The other is either a "cranky, crouching-in-your-basement" political activist who enjoys spreading skewed dirt on candidates, or just an old-style moderate Republican who thinks voters should know the truth.
Their blog war over the past couple of weeks on various websites has ended with one of them, Jason Berger, dropping out of the school board race and vowing to help other potential candidates for office fight off what he says amounts to "cut-and-paste" character assassination.
So now we have a potential school board member learning the hard way what educators have been trying to tell kids: Be careful of what you put on the Internet.
Berger is a risk analyst by trade. I'll let you decide whether he employed his skills in his own fledgling political campaign.
In August, Berger filed to run for the Edina school board. Then he started blogging for one of the hyper-local websites (edina.patch.com) about his position on school issues, such straight-forward stuff as fiscal responsibility and teaching the fundamentals.

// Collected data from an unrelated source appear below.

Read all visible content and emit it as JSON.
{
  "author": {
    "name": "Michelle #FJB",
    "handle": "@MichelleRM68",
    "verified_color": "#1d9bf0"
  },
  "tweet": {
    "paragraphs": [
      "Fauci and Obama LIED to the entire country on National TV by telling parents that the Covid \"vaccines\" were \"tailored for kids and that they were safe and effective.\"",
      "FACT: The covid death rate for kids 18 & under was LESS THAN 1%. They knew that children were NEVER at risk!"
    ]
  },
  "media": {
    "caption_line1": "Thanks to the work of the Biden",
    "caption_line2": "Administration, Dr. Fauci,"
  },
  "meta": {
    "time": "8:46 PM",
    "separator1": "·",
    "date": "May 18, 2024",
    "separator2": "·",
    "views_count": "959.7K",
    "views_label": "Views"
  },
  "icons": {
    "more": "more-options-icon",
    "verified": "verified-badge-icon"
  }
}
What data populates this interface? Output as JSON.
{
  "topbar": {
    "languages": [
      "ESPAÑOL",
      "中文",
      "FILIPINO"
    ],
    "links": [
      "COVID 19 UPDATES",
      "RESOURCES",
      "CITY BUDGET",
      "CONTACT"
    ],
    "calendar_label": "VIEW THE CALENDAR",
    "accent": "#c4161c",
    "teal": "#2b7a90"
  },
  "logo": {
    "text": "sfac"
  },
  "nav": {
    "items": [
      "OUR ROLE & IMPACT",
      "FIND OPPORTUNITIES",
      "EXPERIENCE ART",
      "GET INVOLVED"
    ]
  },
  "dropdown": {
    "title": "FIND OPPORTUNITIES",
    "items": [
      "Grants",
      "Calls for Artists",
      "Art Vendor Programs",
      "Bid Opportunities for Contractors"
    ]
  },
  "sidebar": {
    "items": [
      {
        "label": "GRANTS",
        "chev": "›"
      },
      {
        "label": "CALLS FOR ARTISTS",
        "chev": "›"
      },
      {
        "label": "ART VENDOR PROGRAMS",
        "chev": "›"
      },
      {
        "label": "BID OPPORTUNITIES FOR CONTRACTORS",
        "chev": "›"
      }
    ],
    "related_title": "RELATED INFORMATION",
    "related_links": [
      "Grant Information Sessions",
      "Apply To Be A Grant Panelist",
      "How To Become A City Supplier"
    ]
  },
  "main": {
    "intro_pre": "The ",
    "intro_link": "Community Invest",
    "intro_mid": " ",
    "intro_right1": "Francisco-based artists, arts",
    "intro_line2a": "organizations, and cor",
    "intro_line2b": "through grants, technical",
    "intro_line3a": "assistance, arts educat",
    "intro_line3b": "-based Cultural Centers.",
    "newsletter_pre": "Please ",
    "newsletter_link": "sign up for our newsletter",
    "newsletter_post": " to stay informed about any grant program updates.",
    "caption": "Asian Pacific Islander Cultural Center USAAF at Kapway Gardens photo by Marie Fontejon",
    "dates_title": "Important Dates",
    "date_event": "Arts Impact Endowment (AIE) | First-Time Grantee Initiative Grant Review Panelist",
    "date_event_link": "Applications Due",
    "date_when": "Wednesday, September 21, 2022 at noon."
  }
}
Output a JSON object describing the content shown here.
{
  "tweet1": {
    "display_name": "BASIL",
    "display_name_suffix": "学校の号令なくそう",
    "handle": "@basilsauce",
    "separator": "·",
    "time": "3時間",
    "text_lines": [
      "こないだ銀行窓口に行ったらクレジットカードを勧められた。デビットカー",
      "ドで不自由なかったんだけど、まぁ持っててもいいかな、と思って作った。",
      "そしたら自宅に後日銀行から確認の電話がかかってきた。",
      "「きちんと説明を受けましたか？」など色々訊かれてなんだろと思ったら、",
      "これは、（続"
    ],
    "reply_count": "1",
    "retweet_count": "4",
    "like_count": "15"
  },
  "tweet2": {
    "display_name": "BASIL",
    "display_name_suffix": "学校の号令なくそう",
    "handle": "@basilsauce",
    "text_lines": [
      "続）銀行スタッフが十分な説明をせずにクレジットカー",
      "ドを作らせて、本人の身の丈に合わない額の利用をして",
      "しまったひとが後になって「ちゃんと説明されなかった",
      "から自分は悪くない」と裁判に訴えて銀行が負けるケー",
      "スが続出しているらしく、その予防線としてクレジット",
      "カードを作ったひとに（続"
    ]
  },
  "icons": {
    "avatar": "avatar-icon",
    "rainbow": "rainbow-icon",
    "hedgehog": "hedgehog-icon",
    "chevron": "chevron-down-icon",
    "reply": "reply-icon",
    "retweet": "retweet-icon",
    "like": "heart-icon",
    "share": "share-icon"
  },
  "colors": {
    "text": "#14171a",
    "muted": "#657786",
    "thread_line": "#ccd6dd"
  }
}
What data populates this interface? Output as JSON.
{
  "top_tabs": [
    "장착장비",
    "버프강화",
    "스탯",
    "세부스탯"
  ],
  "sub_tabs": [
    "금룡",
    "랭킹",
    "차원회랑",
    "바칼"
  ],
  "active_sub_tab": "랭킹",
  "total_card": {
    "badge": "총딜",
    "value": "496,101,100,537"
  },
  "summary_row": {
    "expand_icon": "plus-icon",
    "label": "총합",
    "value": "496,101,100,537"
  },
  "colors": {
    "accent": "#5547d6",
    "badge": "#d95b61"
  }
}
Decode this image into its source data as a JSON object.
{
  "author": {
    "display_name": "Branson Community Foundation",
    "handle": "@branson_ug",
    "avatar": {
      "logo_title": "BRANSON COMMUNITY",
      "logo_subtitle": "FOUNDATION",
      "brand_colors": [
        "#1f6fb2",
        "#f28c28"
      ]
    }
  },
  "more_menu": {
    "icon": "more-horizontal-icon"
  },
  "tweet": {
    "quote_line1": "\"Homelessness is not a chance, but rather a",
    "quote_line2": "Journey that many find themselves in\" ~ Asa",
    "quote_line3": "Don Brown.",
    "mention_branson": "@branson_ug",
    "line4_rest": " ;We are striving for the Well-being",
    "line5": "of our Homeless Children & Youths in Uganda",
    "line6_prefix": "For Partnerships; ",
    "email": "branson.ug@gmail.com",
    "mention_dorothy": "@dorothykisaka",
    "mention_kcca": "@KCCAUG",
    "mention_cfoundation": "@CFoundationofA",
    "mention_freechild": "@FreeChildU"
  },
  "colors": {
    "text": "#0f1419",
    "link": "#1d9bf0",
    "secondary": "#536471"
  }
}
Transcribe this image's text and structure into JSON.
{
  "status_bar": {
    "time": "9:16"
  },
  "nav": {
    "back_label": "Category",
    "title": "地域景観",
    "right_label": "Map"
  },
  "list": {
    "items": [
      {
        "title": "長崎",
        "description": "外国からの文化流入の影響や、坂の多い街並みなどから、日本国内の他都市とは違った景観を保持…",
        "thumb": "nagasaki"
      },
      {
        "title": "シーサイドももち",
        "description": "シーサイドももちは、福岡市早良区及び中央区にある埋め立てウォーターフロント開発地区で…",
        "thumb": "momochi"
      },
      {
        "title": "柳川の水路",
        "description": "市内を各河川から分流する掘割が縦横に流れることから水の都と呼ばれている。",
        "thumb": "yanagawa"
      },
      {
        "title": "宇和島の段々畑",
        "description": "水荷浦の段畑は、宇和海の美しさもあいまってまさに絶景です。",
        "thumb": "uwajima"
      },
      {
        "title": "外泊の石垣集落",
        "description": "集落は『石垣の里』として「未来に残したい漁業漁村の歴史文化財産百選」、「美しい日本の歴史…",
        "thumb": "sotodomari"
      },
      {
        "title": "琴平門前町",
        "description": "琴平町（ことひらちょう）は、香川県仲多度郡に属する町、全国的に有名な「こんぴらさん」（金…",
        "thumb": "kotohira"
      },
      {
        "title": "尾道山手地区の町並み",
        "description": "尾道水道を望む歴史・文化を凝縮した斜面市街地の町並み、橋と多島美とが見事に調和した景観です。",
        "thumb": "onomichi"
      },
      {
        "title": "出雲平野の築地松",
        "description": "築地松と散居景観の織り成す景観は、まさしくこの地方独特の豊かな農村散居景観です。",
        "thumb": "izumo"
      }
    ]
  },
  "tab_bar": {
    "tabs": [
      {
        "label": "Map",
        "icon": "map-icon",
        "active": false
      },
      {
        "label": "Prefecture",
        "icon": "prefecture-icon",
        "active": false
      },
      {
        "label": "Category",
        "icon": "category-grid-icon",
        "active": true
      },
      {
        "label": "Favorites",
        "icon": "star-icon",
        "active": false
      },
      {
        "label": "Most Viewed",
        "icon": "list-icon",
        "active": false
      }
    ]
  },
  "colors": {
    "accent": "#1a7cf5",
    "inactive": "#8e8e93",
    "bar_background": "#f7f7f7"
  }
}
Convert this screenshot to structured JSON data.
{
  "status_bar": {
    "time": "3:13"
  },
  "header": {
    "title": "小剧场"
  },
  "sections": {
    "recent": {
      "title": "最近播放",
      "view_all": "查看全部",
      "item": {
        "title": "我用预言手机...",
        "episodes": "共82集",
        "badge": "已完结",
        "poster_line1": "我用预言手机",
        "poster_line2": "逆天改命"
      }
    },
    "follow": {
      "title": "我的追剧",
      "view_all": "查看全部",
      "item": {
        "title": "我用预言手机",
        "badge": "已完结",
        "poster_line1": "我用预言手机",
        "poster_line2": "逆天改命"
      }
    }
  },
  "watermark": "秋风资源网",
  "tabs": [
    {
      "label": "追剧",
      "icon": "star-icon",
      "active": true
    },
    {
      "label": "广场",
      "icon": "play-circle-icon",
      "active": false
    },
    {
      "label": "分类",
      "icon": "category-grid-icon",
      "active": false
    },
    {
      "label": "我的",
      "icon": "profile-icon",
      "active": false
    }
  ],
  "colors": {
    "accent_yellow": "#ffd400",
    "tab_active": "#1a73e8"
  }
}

That's when Dick Novack, a long-time political activist for Republicans such as Arne Carlson, got a tip that Berger might be hiding "a moral agenda" from moderate voters. Novack, who has done opposition research for candidates and on his own against both far-right and far-left candidates, sifted through Internet blogs to find what he considered "radical" ideas promoted by Berger. He wrote about them on the same patch website.
The entries Novack found include this: "... the Democratic Party has become the party of single women, soft males, and homosexuals." Those softies "empathize with feminism" and are an "equal partner" in their marriages, he wrote.